In fact, Forrester Research’s Bobby Cameron said the last time he and his colleagues looked into how many CIOs had a tech background, it was 50%. That was years ago; today, the percentage has probably gone down.
“We quit asking the question because no one paid us to ask. It’s just — no one cared,” Cameron said. Today, the job of CIO is not primarily a technology job, he stressed. Certainly, though, CIOs “need to understand the power of technology.”
Cloud computing has shown them that power, taking the nitty-gritty IT of operations out of the data center and giving it to the cloud providers — what Cameron calls a disassociation from the “low-level stuff.” That has freed up CIOs and IT to help the business create value for customers — and quickened the long-discussed transition of the CIO from tech arbiter to business partner.
Cloud has done something else to influence the shifting job of CIO, said Shashank Dixit: It has opened the gates on “the data deluge.”
Dixit is the CEO of Deskera, a business management software provider headquartered in Singapore. For years, Dixit said, CIOs have focused on information, which he characterized as “highly distilled data” residing in their companies’ business and IT systems. Now, with waves of data flowing in from multifarious sources, CIOs need to refocus their energy.

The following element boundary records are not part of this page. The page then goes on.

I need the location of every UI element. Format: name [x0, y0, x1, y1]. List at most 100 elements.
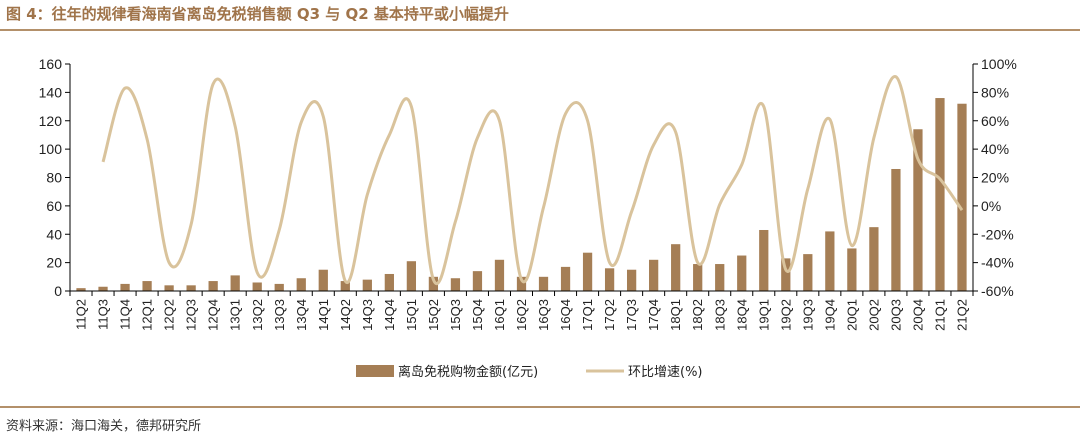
x-tick-label: 18Q3 — [712, 299, 727, 331]
x-tick-label: 16Q3 — [536, 299, 551, 331]
x-tick-label: 17Q4 — [646, 299, 661, 331]
left-tick-label: 80 — [46, 170, 62, 186]
bar-20Q4 — [913, 129, 923, 291]
bottom-rule — [0, 406, 1080, 408]
legend-bar-swatch — [356, 365, 394, 377]
x-tick-label: 13Q1 — [228, 299, 243, 331]
right-tick-label: 60% — [981, 113, 1009, 129]
x-tick-label: 12Q4 — [206, 299, 221, 331]
bar-11Q3 — [98, 286, 108, 291]
x-tick-label: 14Q3 — [360, 299, 375, 331]
bar-15Q4 — [472, 271, 483, 291]
x-tick-label: 11Q4 — [118, 299, 133, 330]
x-tick-label: 16Q1 — [492, 299, 507, 331]
bar-19Q2 — [781, 258, 791, 291]
bar-14Q3 — [362, 279, 372, 291]
x-tick-label: 20Q4 — [910, 299, 925, 331]
bar-20Q1 — [847, 248, 857, 291]
bar-19Q1 — [759, 229, 769, 291]
x-tick-label: 15Q4 — [470, 299, 485, 331]
bar-13Q1 — [230, 275, 240, 291]
bar-17Q1 — [582, 252, 593, 291]
bar-17Q3 — [626, 269, 637, 291]
left-tick-label: 0 — [54, 283, 62, 299]
bar-16Q3 — [538, 276, 549, 291]
left-tick-label: 160 — [39, 56, 63, 72]
x-tick-label: 19Q3 — [800, 299, 815, 331]
right-tick-label: -40% — [981, 255, 1014, 271]
bar-17Q2 — [604, 268, 615, 291]
x-tick-label: 13Q3 — [272, 299, 287, 331]
x-tick-label: 12Q2 — [162, 299, 177, 331]
bar-12Q3 — [186, 285, 196, 291]
legend-line-label: 环比增速(%) — [628, 365, 703, 380]
bar-11Q4 — [120, 283, 130, 291]
x-tick-label: 21Q1 — [933, 299, 948, 331]
x-tick-label: 15Q2 — [426, 299, 441, 331]
x-tick-label: 19Q4 — [822, 299, 837, 331]
right-tick-label: 80% — [981, 84, 1009, 100]
bar-19Q4 — [825, 231, 835, 291]
left-tick-label: 120 — [39, 113, 63, 129]
x-tick-label: 19Q1 — [756, 299, 771, 331]
bar-16Q1 — [494, 259, 505, 291]
left-tick-label: 40 — [46, 226, 62, 242]
right-tick-label: 100% — [981, 56, 1017, 72]
x-tick-label: 17Q3 — [624, 299, 639, 331]
bar-14Q2 — [340, 281, 350, 291]
x-tick-label: 19Q2 — [778, 299, 793, 331]
left-tick-label: 100 — [39, 141, 63, 157]
bar-14Q1 — [318, 269, 328, 291]
bar-18Q4 — [737, 255, 747, 291]
bar-19Q3 — [803, 254, 813, 291]
x-tick-label: 15Q1 — [404, 299, 419, 331]
x-tick-label: 11Q3 — [96, 299, 111, 330]
bar-16Q2 — [516, 276, 527, 291]
x-tick-label: 13Q2 — [250, 299, 265, 331]
right-tick-label: 0% — [981, 198, 1001, 214]
bar-15Q2 — [428, 276, 439, 291]
bar-17Q4 — [649, 259, 659, 291]
x-tick-label: 11Q2 — [74, 299, 89, 330]
bar-14Q4 — [384, 273, 394, 291]
right-tick-label: 20% — [981, 170, 1009, 186]
x-tick-label: 15Q3 — [448, 299, 463, 331]
x-tick-label: 20Q2 — [866, 299, 881, 331]
bar-21Q2 — [957, 103, 967, 291]
bar-21Q1 — [935, 98, 945, 291]
x-tick-label: 14Q1 — [316, 299, 331, 331]
right-tick-label: 40% — [981, 141, 1009, 157]
source-note: 资料来源：海口海关，德邦研究所 — [6, 419, 202, 434]
bar-15Q1 — [406, 261, 417, 291]
legend-bar-label: 离岛免税购物金额(亿元) — [398, 364, 538, 380]
figure-title: 图 4：往年的规律看海南省离岛免税销售额 Q3 与 Q2 基本持平或小幅提升 — [6, 5, 509, 23]
bar-13Q4 — [296, 278, 306, 291]
bar-12Q4 — [208, 281, 218, 291]
left-tick-label: 140 — [39, 84, 63, 100]
top-rule — [0, 29, 1080, 31]
x-tick-label: 18Q1 — [668, 299, 683, 331]
bar-15Q3 — [450, 278, 461, 291]
right-tick-label: -60% — [981, 283, 1014, 299]
left-tick-label: 60 — [46, 198, 62, 214]
growth-rate-line — [101, 75, 964, 285]
x-tick-label: 12Q3 — [184, 299, 199, 331]
x-tick-label: 13Q4 — [294, 299, 309, 331]
x-tick-label: 12Q1 — [140, 299, 155, 331]
bar-20Q2 — [869, 227, 879, 291]
bar-12Q2 — [164, 285, 174, 291]
bar-line-chart: 0 20 40 60 80 100 120 140 160 -60% -40% -20% 0% 20% 40… — [39, 56, 1017, 380]
x-tick-label: 17Q2 — [602, 299, 617, 331]
bar-18Q2 — [693, 264, 703, 291]
x-tick-label: 16Q4 — [558, 299, 573, 331]
bar-20Q3 — [891, 168, 901, 291]
x-tick-label: 18Q2 — [690, 299, 705, 331]
bar-11Q2 — [76, 288, 86, 291]
right-tick-label: -20% — [981, 226, 1014, 242]
bar-18Q1 — [671, 244, 681, 291]
left-tick-label: 20 — [46, 255, 62, 271]
bar-13Q2 — [252, 282, 262, 291]
bar-13Q3 — [274, 283, 284, 291]
x-tick-label: 16Q2 — [514, 299, 529, 331]
x-tick-label: 21Q2 — [955, 299, 970, 331]
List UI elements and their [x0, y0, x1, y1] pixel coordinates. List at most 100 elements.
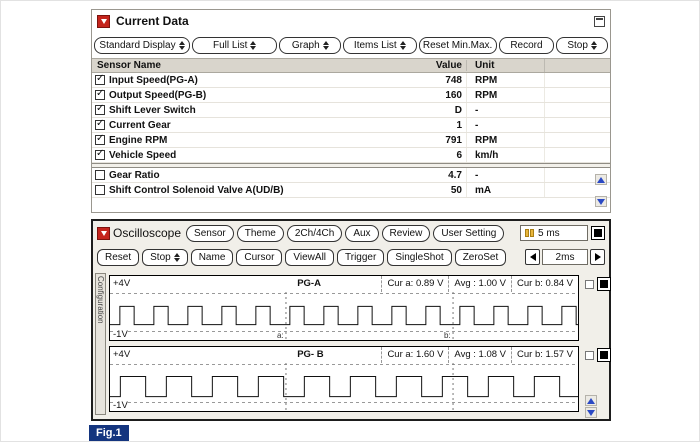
sensor-unit: - — [466, 118, 544, 132]
sensor-value: 4.7 — [448, 169, 462, 181]
waveform-plot-2: +4V PG- B Cur a: 1.60 V Avg : 1.08 V Cur… — [109, 346, 579, 412]
cursor-b-value: Cur b: 1.57 V — [511, 347, 578, 363]
display-mode-button[interactable]: Standard Display — [94, 36, 190, 54]
sensor-button[interactable]: Sensor — [186, 224, 234, 242]
list-mode-button[interactable]: Full List — [192, 36, 278, 54]
channel-stop-button[interactable] — [597, 348, 611, 362]
sensor-value: 50 — [450, 184, 462, 196]
sensor-name: Input Speed(PG-A) — [109, 74, 198, 86]
name-button[interactable]: Name — [190, 248, 234, 266]
sensor-value: 748 — [445, 74, 462, 86]
table-row: Input Speed(PG-A) 748 RPM — [92, 73, 610, 88]
zeroset-button[interactable]: ZeroSet — [454, 248, 507, 266]
table-row: Output Speed(PG-B) 160 RPM — [92, 88, 610, 103]
scroll-down-button[interactable] — [595, 196, 607, 207]
spinner-icon — [173, 252, 180, 262]
header-value: Value — [435, 60, 462, 71]
sensor-unit: km/h — [466, 148, 544, 162]
record-button[interactable]: Record — [498, 36, 555, 54]
graph-button[interactable]: Graph — [279, 36, 342, 54]
channel-mode-button[interactable]: 2Ch/4Ch — [286, 224, 343, 242]
reset-button[interactable]: Reset — [97, 248, 140, 266]
channel-checkbox[interactable] — [585, 350, 594, 360]
sensor-unit: RPM — [466, 88, 544, 102]
panel-icon — [97, 226, 110, 240]
timebase-left-button[interactable] — [525, 249, 540, 265]
sample-rate-icon — [525, 229, 534, 237]
stop-button[interactable]: Stop — [556, 36, 608, 54]
sensor-table: Input Speed(PG-A)748RPMOutput Speed(PG-B… — [92, 73, 610, 163]
bottom-voltage-label: -1V — [113, 329, 128, 340]
cursor-a-value: Cur a: 1.60 V — [381, 347, 448, 363]
channel-stop-button[interactable] — [597, 277, 611, 291]
channel-pgb: +4V PG- B Cur a: 1.60 V Avg : 1.08 V Cur… — [109, 346, 611, 412]
sensor-table-scrolled: Gear Ratio 4.7- Shift Control Solenoid Val… — [92, 168, 610, 198]
stop-record-button[interactable] — [591, 226, 605, 240]
cursor-a-value: Cur a: 0.89 V — [381, 276, 448, 292]
sidebar-configuration[interactable]: Configuration — [95, 273, 106, 415]
sensor-unit: - — [466, 103, 544, 117]
table-header: Sensor Name Value Unit — [92, 58, 610, 73]
checkbox-checked-icon[interactable] — [95, 148, 105, 160]
header-sensor-name: Sensor Name — [97, 60, 161, 71]
sensor-name: Vehicle Speed — [109, 149, 177, 161]
panel-title: Oscilloscope — [113, 226, 182, 240]
stop-select-button[interactable]: Stop — [142, 248, 188, 266]
checkbox-checked-icon[interactable] — [95, 73, 105, 85]
sensor-value: 160 — [445, 89, 462, 101]
checkbox-checked-icon[interactable] — [95, 103, 105, 115]
oscilloscope-titlebar: Oscilloscope Sensor Theme 2Ch/4Ch Aux Re… — [93, 221, 609, 245]
scroll-up-button[interactable] — [595, 174, 607, 185]
spinner-icon — [250, 40, 257, 50]
sensor-value: 6 — [456, 149, 462, 161]
items-list-button[interactable]: Items List — [343, 36, 417, 54]
panel-icon — [97, 14, 110, 28]
checkbox-checked-icon[interactable] — [95, 88, 105, 100]
theme-button[interactable]: Theme — [236, 224, 284, 242]
sensor-value: D — [454, 104, 462, 116]
timebase-right-button[interactable] — [590, 249, 605, 265]
user-setting-button[interactable]: User Setting — [433, 224, 505, 242]
review-button[interactable]: Review — [381, 224, 431, 242]
table-row: Current Gear 1- — [92, 118, 610, 133]
singleshot-button[interactable]: SingleShot — [387, 248, 452, 266]
trigger-button[interactable]: Trigger — [337, 248, 385, 266]
average-value: Avg : 1.00 V — [448, 276, 511, 292]
cursor-b-value: Cur b: 0.84 V — [511, 276, 578, 292]
checkbox-checked-icon[interactable] — [95, 118, 105, 130]
table-section-divider — [92, 163, 610, 168]
sample-rate-display: 5 ms — [520, 225, 588, 241]
reset-minmax-button[interactable]: Reset Min.Max. — [418, 36, 497, 54]
oscilloscope-body: Configuration +4V PG-A Cur a: 0.89 V Avg… — [95, 271, 611, 419]
svg-text:b:: b: — [444, 331, 451, 340]
scroll-up-button[interactable] — [585, 395, 597, 406]
sensor-name: Current Gear — [109, 119, 171, 131]
viewall-button[interactable]: ViewAll — [285, 248, 335, 266]
channel-checkbox[interactable] — [585, 279, 594, 289]
window-restore-button[interactable] — [594, 15, 605, 27]
timebase-display: 2ms — [542, 249, 588, 265]
panel-title: Current Data — [116, 14, 189, 28]
oscilloscope-toolbar: Reset Stop Name Cursor ViewAll Trigger S… — [93, 245, 609, 269]
sensor-unit: RPM — [466, 73, 544, 87]
aux-button[interactable]: Aux — [345, 224, 379, 242]
table-row: Engine RPM 791 RPM — [92, 133, 610, 148]
svg-text:a:: a: — [277, 331, 284, 340]
cursor-button[interactable]: Cursor — [236, 248, 283, 266]
waveform-pgb — [110, 363, 578, 411]
header-unit: Unit — [466, 60, 544, 71]
sensor-value: 1 — [456, 119, 462, 131]
sensor-value: 791 — [445, 134, 462, 146]
channel-name-label: PG- B — [297, 349, 324, 360]
sensor-name: Shift Control Solenoid Valve A(UD/B) — [109, 184, 284, 196]
checkbox-checked-icon[interactable] — [95, 133, 105, 145]
checkbox-unchecked-icon[interactable] — [95, 185, 105, 195]
checkbox-unchecked-icon[interactable] — [95, 170, 105, 180]
top-voltage-label: +4V — [113, 278, 131, 289]
top-voltage-label: +4V — [113, 349, 131, 360]
sensor-name: Engine RPM — [109, 134, 168, 146]
current-data-titlebar: Current Data — [92, 10, 610, 32]
spinner-icon — [590, 40, 597, 50]
scroll-down-button[interactable] — [585, 407, 597, 418]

“I’ve seen CIOs move from silos and walled gardens to the complete openness of today, where you can use a phone and you’re plugged in using various devices, and then you have applications you can use from any device,” Dixit said.
And customers are using those devices to contact the companies they do business with — often through social media platforms such as Facebook or WhatsApp. That constant stream of data, easily created in and moved through the cloud, has made CIOs “data officers more than information officers,” Dixit said. (The debate over whether they are, especially in the presence of an exec with the title chief data officer, has been on for years.)

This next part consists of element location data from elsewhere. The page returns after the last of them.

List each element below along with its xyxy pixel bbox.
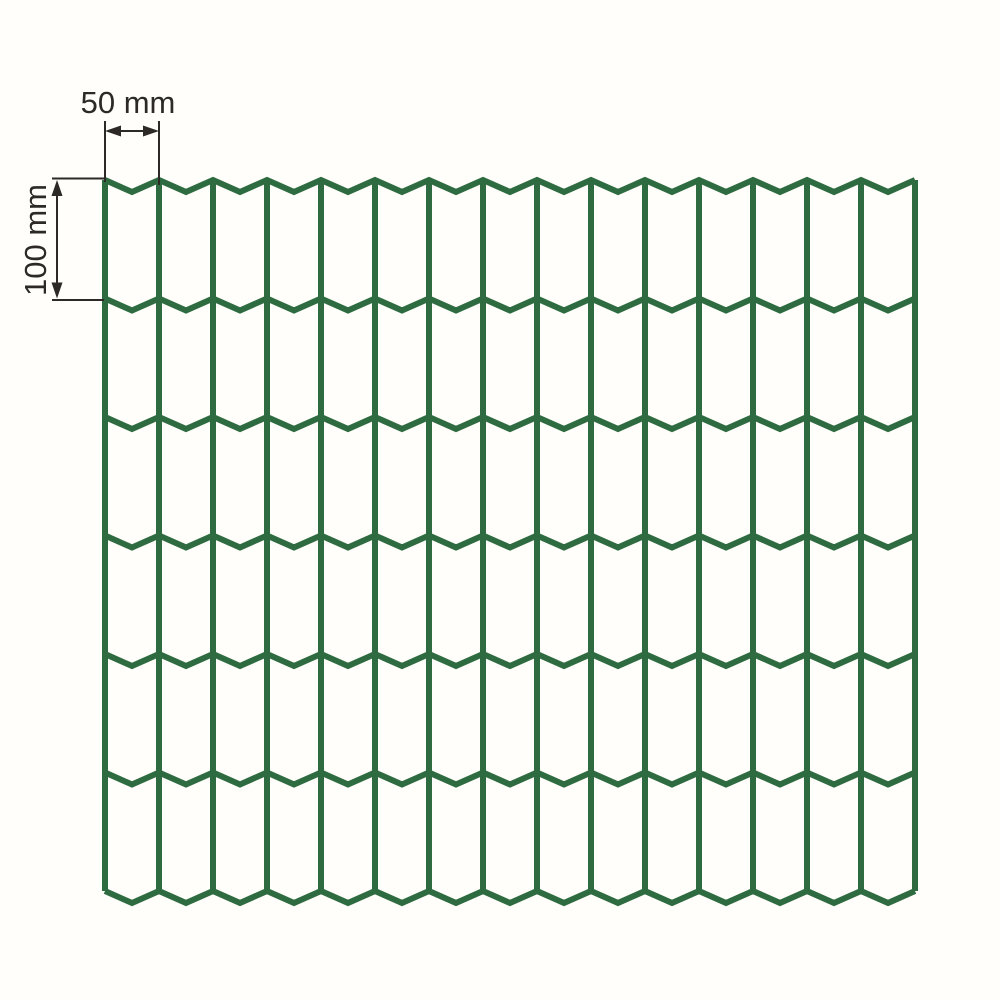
arrowhead-down-icon: [51, 282, 63, 299]
horizontal-zigzag-wire: [103, 295, 917, 314]
arrowhead-left-icon: [105, 125, 121, 137]
horizontal-zigzag-wire: [103, 413, 917, 433]
height-dimension-label: 100 mm: [18, 184, 53, 296]
horizontal-zigzag-wire: [103, 176, 917, 196]
arrowhead-up-icon: [51, 180, 63, 196]
mesh-panel: [102, 176, 918, 907]
horizontal-zigzag-wire: [103, 650, 917, 670]
dimension-annotations: [51, 121, 160, 301]
horizontal-zigzag-wire: [103, 769, 917, 788]
width-dimension-label: 50 mm: [81, 85, 176, 120]
arrowhead-right-icon: [143, 125, 159, 137]
horizontal-zigzag-wire: [103, 532, 917, 551]
horizontal-zigzag-wire: [103, 887, 917, 907]
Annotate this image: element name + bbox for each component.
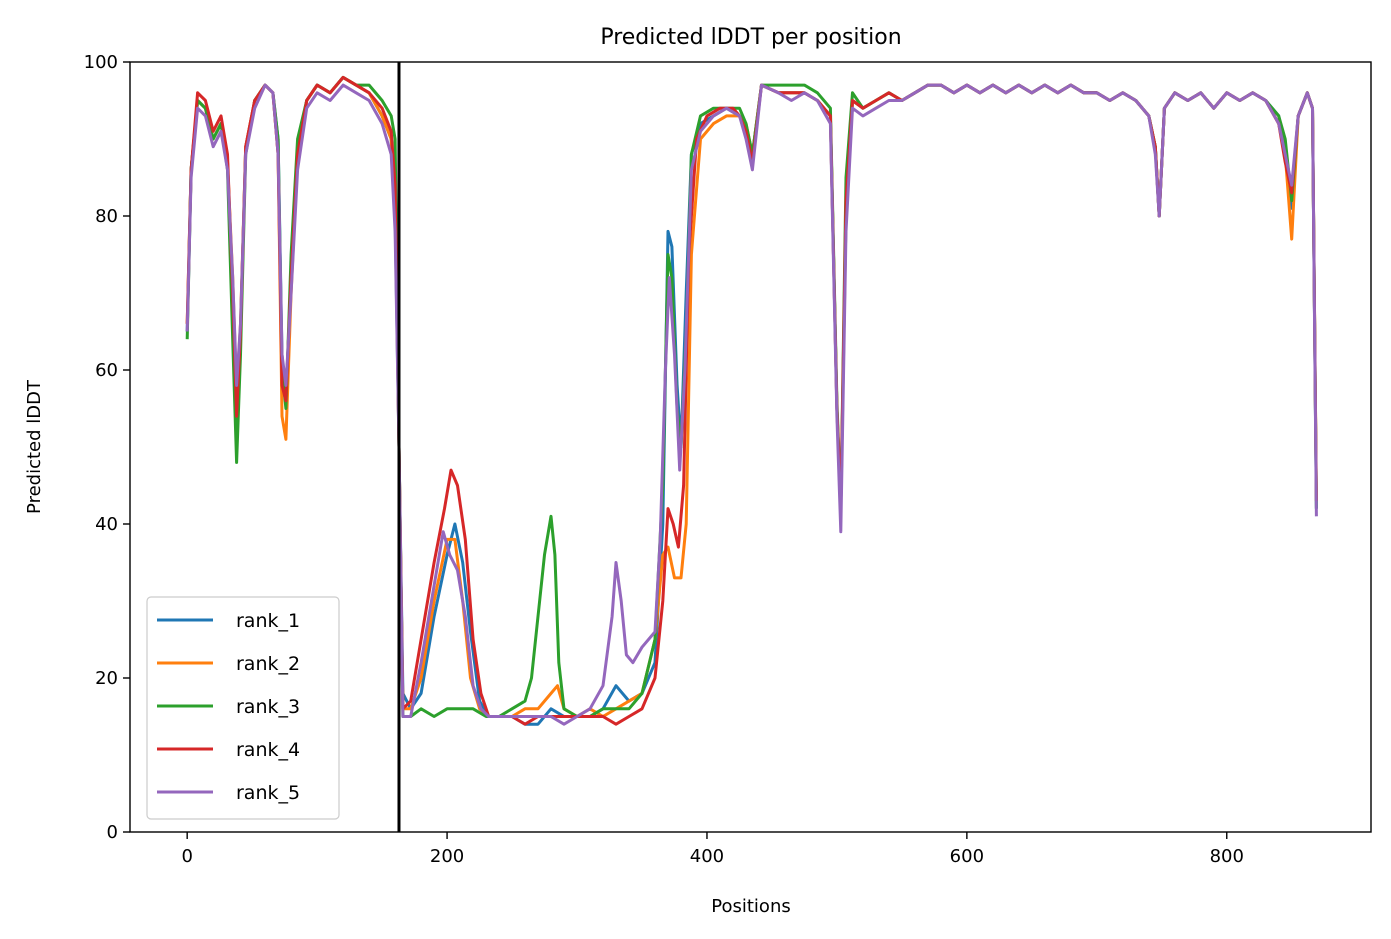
y-tick-label: 0	[107, 822, 118, 843]
x-tick-label: 400	[690, 846, 724, 867]
x-tick-label: 800	[1210, 846, 1244, 867]
y-tick-label: 80	[95, 206, 118, 227]
legend-label-rank_1: rank_1	[236, 610, 300, 632]
x-tick-label: 600	[950, 846, 984, 867]
y-tick-label: 60	[95, 360, 118, 381]
chart-title: Predicted lDDT per position	[600, 25, 901, 50]
y-axis: 0 20 40 60 80 100	[84, 52, 130, 843]
y-tick-label: 20	[95, 668, 118, 689]
series-layer	[185, 75, 1318, 726]
series-line-rank_1	[185, 75, 1318, 726]
x-tick-label: 0	[181, 846, 192, 867]
legend: rank_1 rank_2 rank_3 rank_4 rank_5	[146, 596, 340, 820]
series-line-rank_2	[185, 75, 1318, 718]
x-axis-label: Positions	[711, 896, 790, 917]
y-tick-label: 100	[84, 52, 118, 73]
series-line-rank_3	[185, 75, 1318, 718]
plot-area	[129, 61, 1372, 833]
legend-label-rank_2: rank_2	[236, 653, 300, 675]
legend-box	[146, 596, 340, 820]
y-tick-label: 40	[95, 514, 118, 535]
x-tick-label: 200	[430, 846, 464, 867]
plot-frame	[129, 61, 1372, 833]
series-line-rank_4	[185, 75, 1318, 726]
legend-label-rank_4: rank_4	[236, 739, 300, 761]
y-axis-label: Predicted lDDT	[24, 379, 45, 514]
series-line-rank_5	[185, 83, 1318, 726]
legend-label-rank_3: rank_3	[236, 696, 300, 718]
legend-label-rank_5: rank_5	[236, 782, 300, 804]
x-axis: 0 200 400 600 800	[181, 832, 1244, 867]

They now must chaperone that data, building a comprehensive policy to secure, manage, process and analyze it, Dixit said. If they don’t, and they infuse their business processes with popular new technologies such as AI, which depend on reams of data to work well, “it’s like lighting a powder keg,” he said. “You’re going to have a lot of data coming your way, and you’d better have a plan to deal with that.”
Getting technology in place is still “very high up” the task lists of CIOs, Dixit said, but the cloud has made procuring new applications or business processes so easy for business users, the job of CIO is no longer about serving as tech gatekeeper.
“They’re no longer in control. The user within the enterprise can decide to use an application that they would want to use,” Dixit said. “So the CIOs have to now move away from taking orders on what to buy and where to buy it from to taking care of the data.”